Mengapa melayani mahasiswa? Panggilan pelayanan menuntun Penulis
memberi diri melayani mereka yang pada rentang usia 19 s.d. 22 tahun sangat
haus akan aktualisasi diri. Mereka akan mencari segala sesuatu yang dapat
membantu mereka menemukan identitas dan jati dirinya. Peran vital mahasiswa
juga tidak dapat kita lupakan dari catatan sejarah reformasi Bangsa Indonesia.
Idealisme mereka yang masih murni pula yang memotivasi Penulis di dalam
pimpinan Roh Kudus untuk melayani kaum intelektual menjadi pekerja Kristus.
Dengan kemungkinan penempatan ke seluruh pelosok Indonesia,
Penulis juga memiliki angan mengadakan gerakan “Satu Persekutuan dan Satu
Gereja” supaya alumni PMK-KMK BC terlibat aktif dalam persekutuan di kantor
tempat dia berada dan di gereja setempat.
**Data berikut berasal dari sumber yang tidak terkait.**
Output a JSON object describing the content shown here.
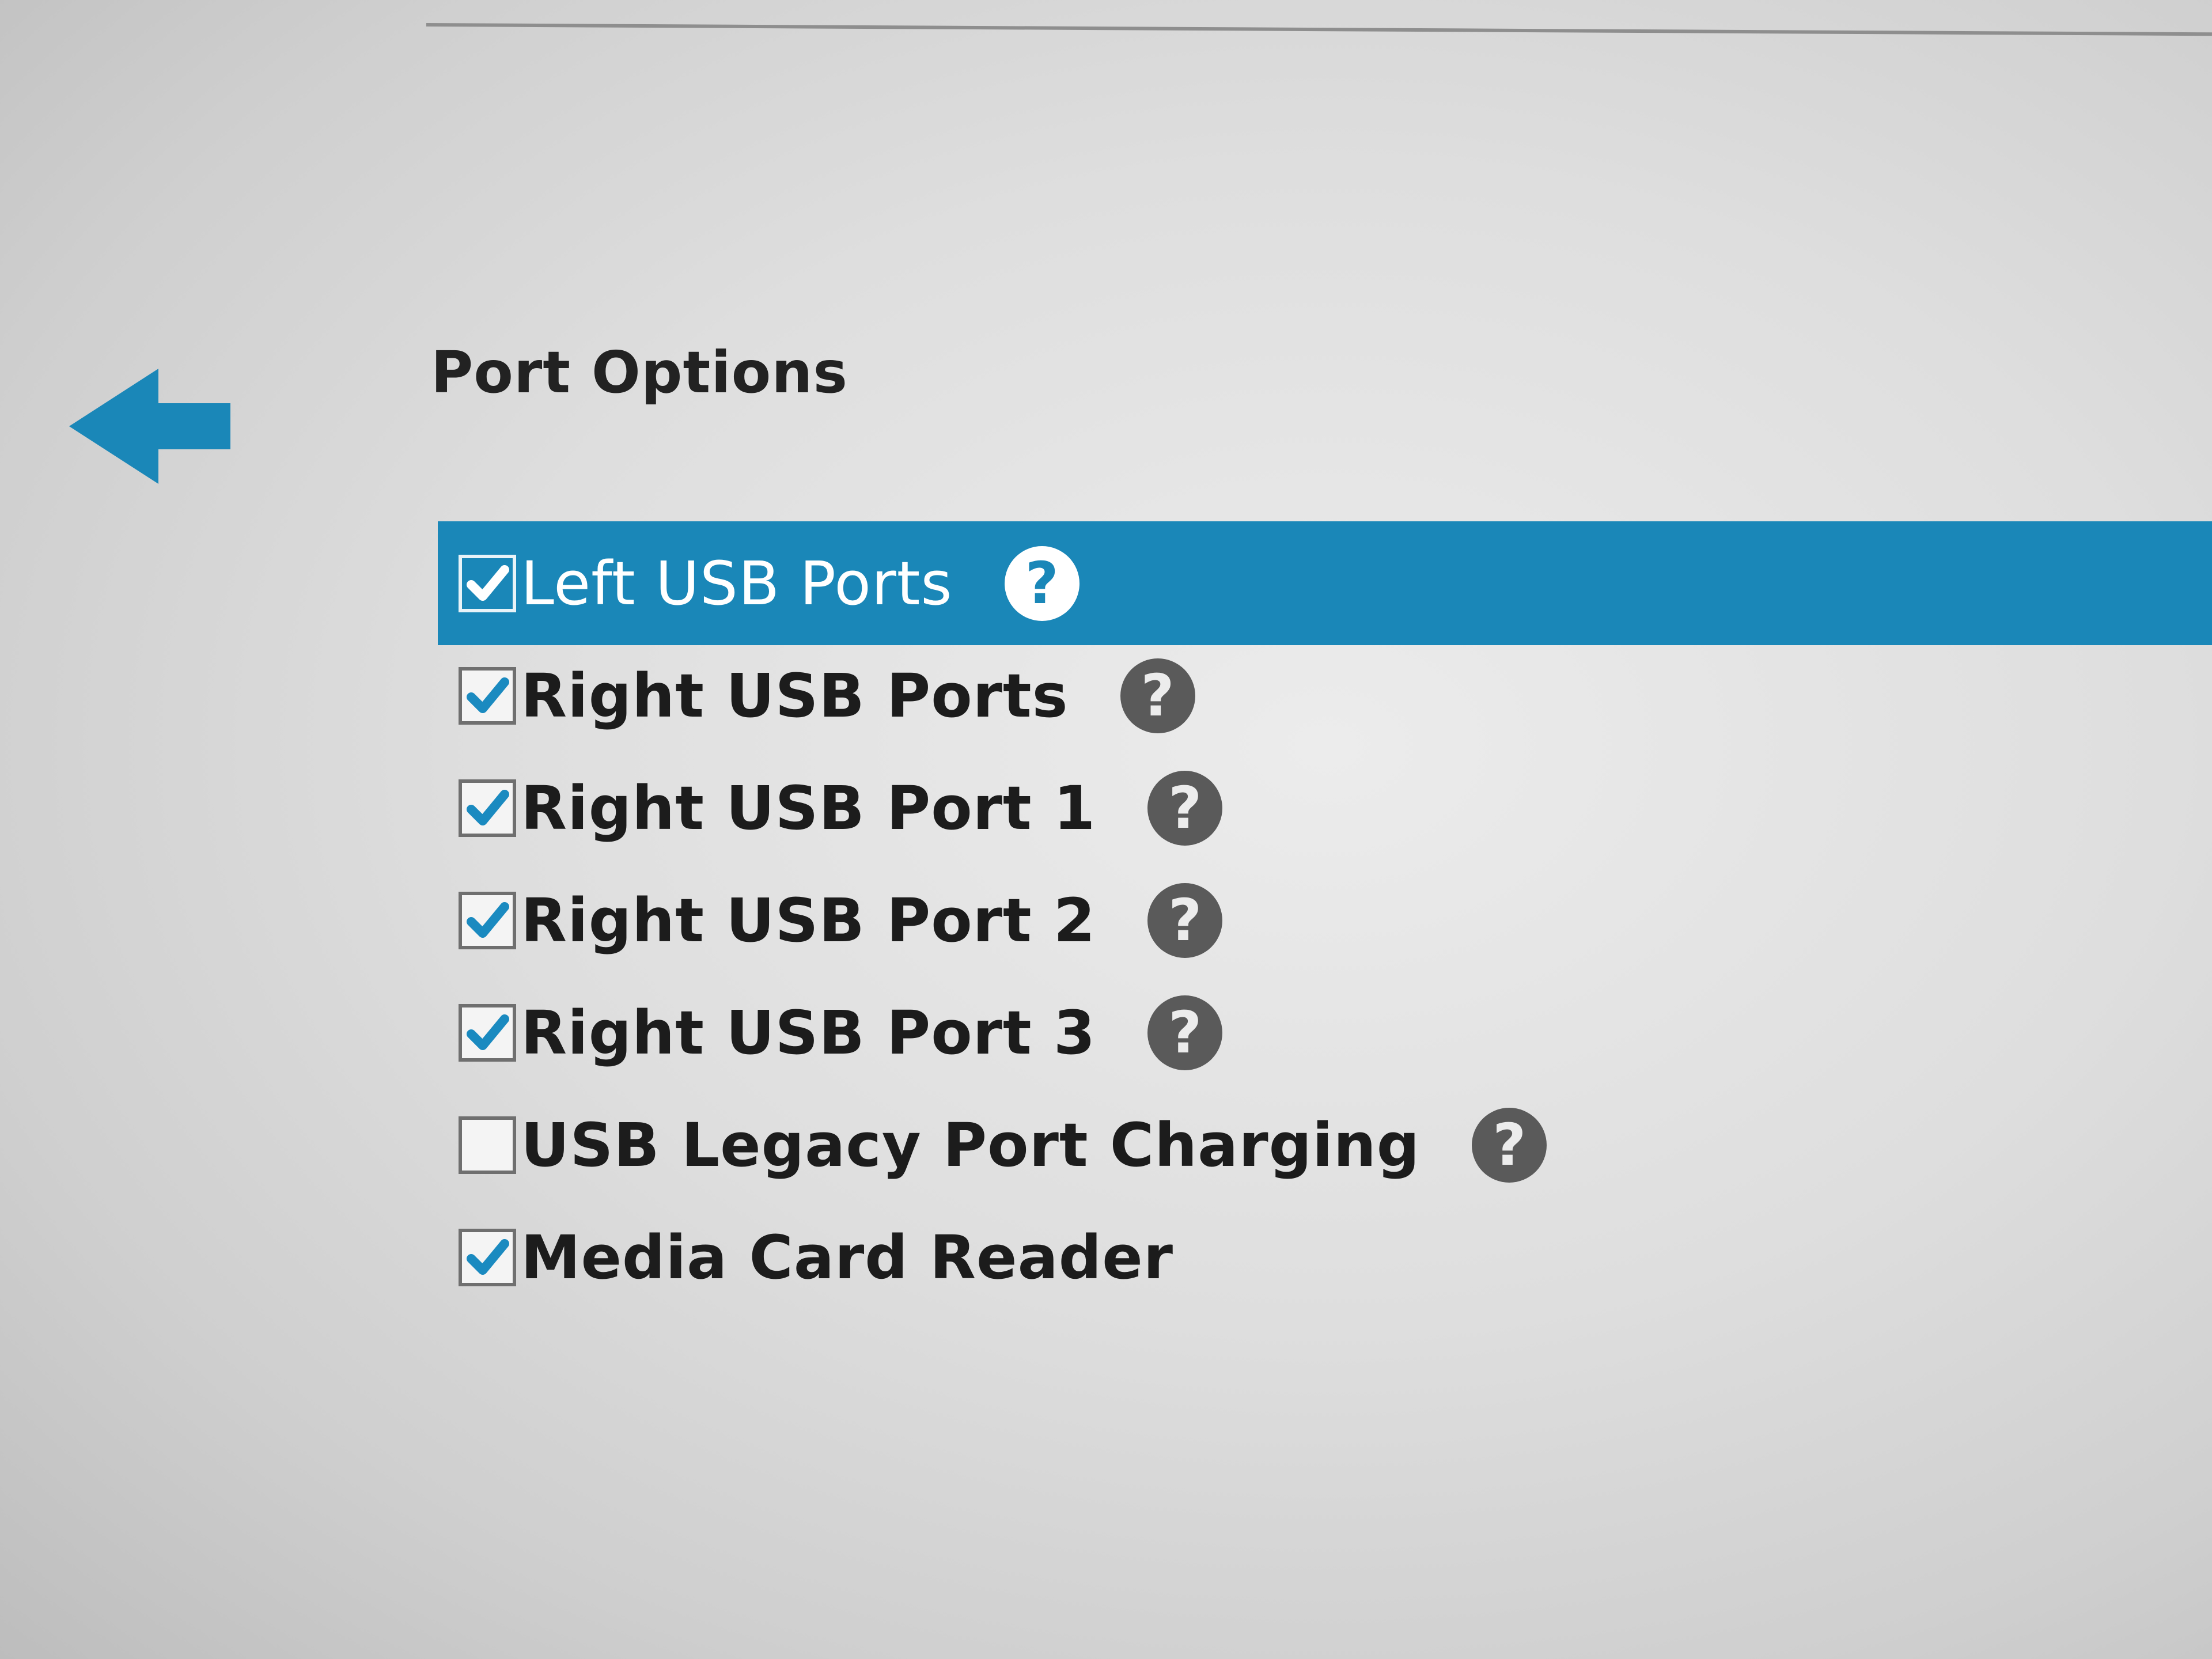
{
  "page": {
    "title": "Port Options",
    "back_icon": "arrow-left-icon",
    "accent_color": "#1a87b8"
  },
  "options": [
    {
      "label": "Left USB Ports",
      "checked": true,
      "selected": true,
      "help_icon": "question-circle-icon"
    },
    {
      "label": "Right USB Ports",
      "checked": true,
      "selected": false,
      "help_icon": "question-circle-icon"
    },
    {
      "label": "Right USB Port 1",
      "checked": true,
      "selected": false,
      "help_icon": "question-circle-icon"
    },
    {
      "label": "Right USB Port 2",
      "checked": true,
      "selected": false,
      "help_icon": "question-circle-icon"
    },
    {
      "label": "Right USB Port 3",
      "checked": true,
      "selected": false,
      "help_icon": "question-circle-icon"
    },
    {
      "label": "USB Legacy Port Charging",
      "checked": false,
      "selected": false,
      "help_icon": "question-circle-icon"
    },
    {
      "label": "Media Card Reader",
      "checked": true,
      "selected": false,
      "help_icon": null
    }
  ]
}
Sungguh alangkah indahnya bila bekal
yang mereka peroleh di persekutuan mahasiswa dapat dibagikan kepada sesama yang
memiliki kesamaan pergumulan pekerjaan serta menjadi berkat bagi komunitas
gerejawi. Penulis pun berharap alumni PMK-KMK BC tidak menjadi garam tawar yang
gagal mencegah kebusukan sekitarnya, oleh karena itu diperlukan komunitas dan
jaring komunikasi yang kuat untuk saling mendoakan sehingga garam tetap terjaga
keasinannya dan terang tetap terjaga pancarannya.
Menjadi salah satu widyaswara (dosen di STAN) adalah ambisi
pribadi Penulis. Jenjang karier tersebut akan terbuka setelah seorang pegawai
bea cukai dinilai sangat kompeten di bidang kepabeanan dan cukai. Hal ini
membuat Penulis wajib mengembangkan diri terus-menerus supaya mampu memberikan
kontribusi maksimal terhadap institusi hingga dipercaya mendidik generasi muda
calon penerus DJBC yang diperlengkapi dengan nilai-nilai Kekristenan.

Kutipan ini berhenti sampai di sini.